Organisations
Etude AlterNego sur le dialogue social : dépasser les logiques d'opposition pour enrichir le dialogue
L’étude AlterNego sur le dialogue social est née d’un double constat : d’un côté, les organisations traversent des transformations profondes qui bousculent le travail et les modalités de régulation ; de l’autre, le dialogue social fait aujourd’hui l’objet de nombreuses interrogations — perte de proximité avec le terrain, rôle des IRP questionné, difficulté de compréhension pour les collaborateurs.
Dans ce contexte, nous avons souhaité proposer une lecture transversale du dialogue social, dépassant les approches centrées sur les seules instances ou les seuls acteurs.
Cinq organisations partenaires issues de secteurs variés ont participé à cette première édition, réunissant 4 290 répondants et explorant des dimensions essentielles telles que les représentations du dialogue social, sa perception dans l’organisation, la sensibilisation, les attentes et les priorités à investir.
En termes de représentation, le dialogue social bénéficie d’une forte adhésion symbolique — ce qu’il devrait être, avec 78% des répondants qui y voient un moyen de défendre les droits des salariés — mais souffre d’un déficit de légitimité pratique — ce qu’il est dans les organisations, seuls 57 % le considérant comme une méthode de convergence des intérêts. Il reste ainsi trop souvent vécu comme un exercice réglementaire davantage que comme un espace vivant où l’on met en discussion le travail, les besoins et les trajectoires futures.
Dans la même veine, les accords collectifs ne correspondent bien aux besoins que pour seulement 37 % des répondants, et même parmi les partenaires sociaux, l’adhésion dépasse à peine 50 %. Ces résultats posent la question de l’efficacité réelle des accords collectifs : un accord n’est pas efficace parce qu’il existe ; il l’est lorsque son objectif est clair, partagé, compréhensible, et lorsqu’il améliore concrètement le travail et les conditions d’exercice.

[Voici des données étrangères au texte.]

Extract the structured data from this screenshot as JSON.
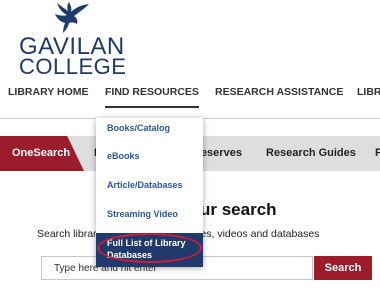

Enfin, les attentes prioritaires des salariés vis-à-vis du dialogue social portent d’abord sur le quotidien du travail : conditions de travail, équilibre des temps de vie, pouvoir d’achat... les sujets d'avenir comme la lutte contre le réchauffement climatique ou l'impact de l'IA sont relégués en queue de classement.
Ainsi, les sujets qui vont profondément transformer les emplois et les façons de travailler dans les années à venir apparaissent comme des préoccupations secondaires, alors même qu’elles conditionnent déjà les trajectoires des emplois, des compétences et des modèles productifs.
Cela révèle un point structurant : le dialogue social s’inscrit encore dans une logique de réaction. Il traite ce qui est déjà là, les irritants du quotidien, mais peine à intégrer les transformations structurelles avant qu’elles ne produisent leurs effets.
Faire du dialogue social un espace où l’on discute des mutations avant qu’elles ne s’imposent, pour construire des trajectoires justes et soutenables reste donc un challenge. Autrement dit, passer d’un dialogue social qui répond à un dialogue social qui prépare, en reconnectant les priorités sociales aux mutations profondes du travail.